The Keystone XL route passes close to North Dakota and its the booming oil fields, which could provide up to 25 percent of the oil shipped on the pipeline, Goulet said. The shortest route also is the least expensive in the $1 billion project.
Goulet said any leaks would be detected by TransCanada. If there were a spill, it would be small, with consequences “on a local level, not a regional level.”
Forces for and against the pipeline held rallies prior to the hearing. Protest signs held by landowners stating “Save My Water” competed with pro-pipeline signs waved by union members touting jobs and energy independence.
“This will mean a lot of work for us,” said Joe Acosta of Council Bluffs, one of about 100 members of an Omaha-based laborers union bused to Albion to support the pipeline.

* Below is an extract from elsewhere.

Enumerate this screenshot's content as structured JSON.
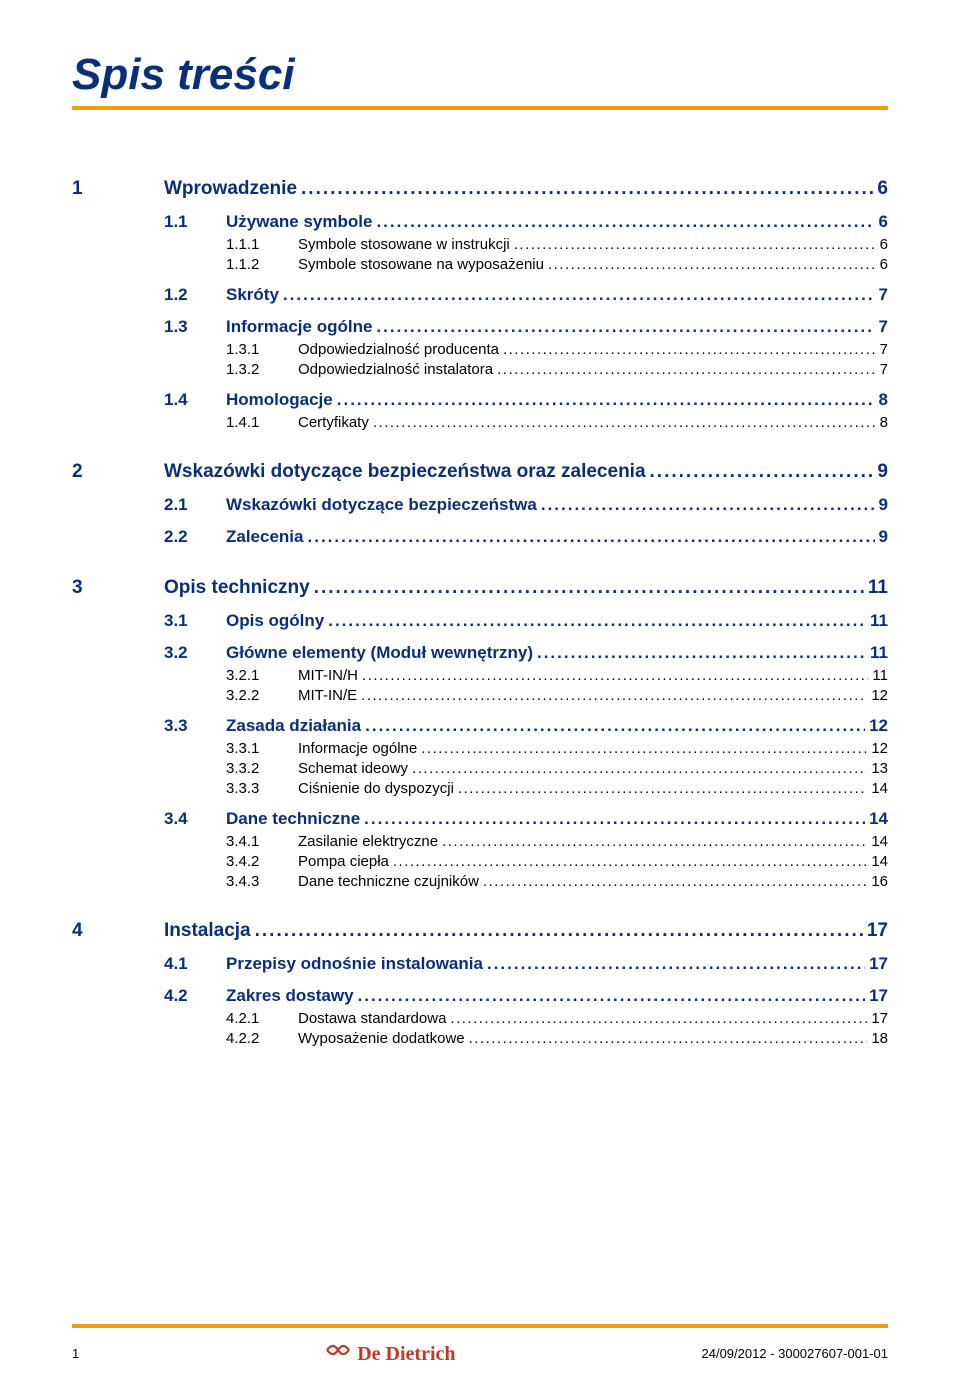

But officials with anti-pipeline groups Bold Nebraska and the Sierra Club said the state review was inadequate. They joined State Sen. Ken Haar of Malcolm in asking for more time for the project to be reviewed.
Ken Winston of the Sierra Club compared the pipeline review to one the Department of Environmental Quality did years earlier on the low-level radioactive waste repository proposed near Butte, Neb., over which the state lost a $125 million lawsuit.
Winston said the state faces the same potential liability with the pipeline because Heineman has voiced support for it.
Brigham McCown, a former head of the U.S. Pipeline and Hazardous Materials Safety Administration, urged the state to approve the project, saying it was the safest way to transport oil.
“Canada is going to produce the oil whether we allow the pipeline or not,” McCown said.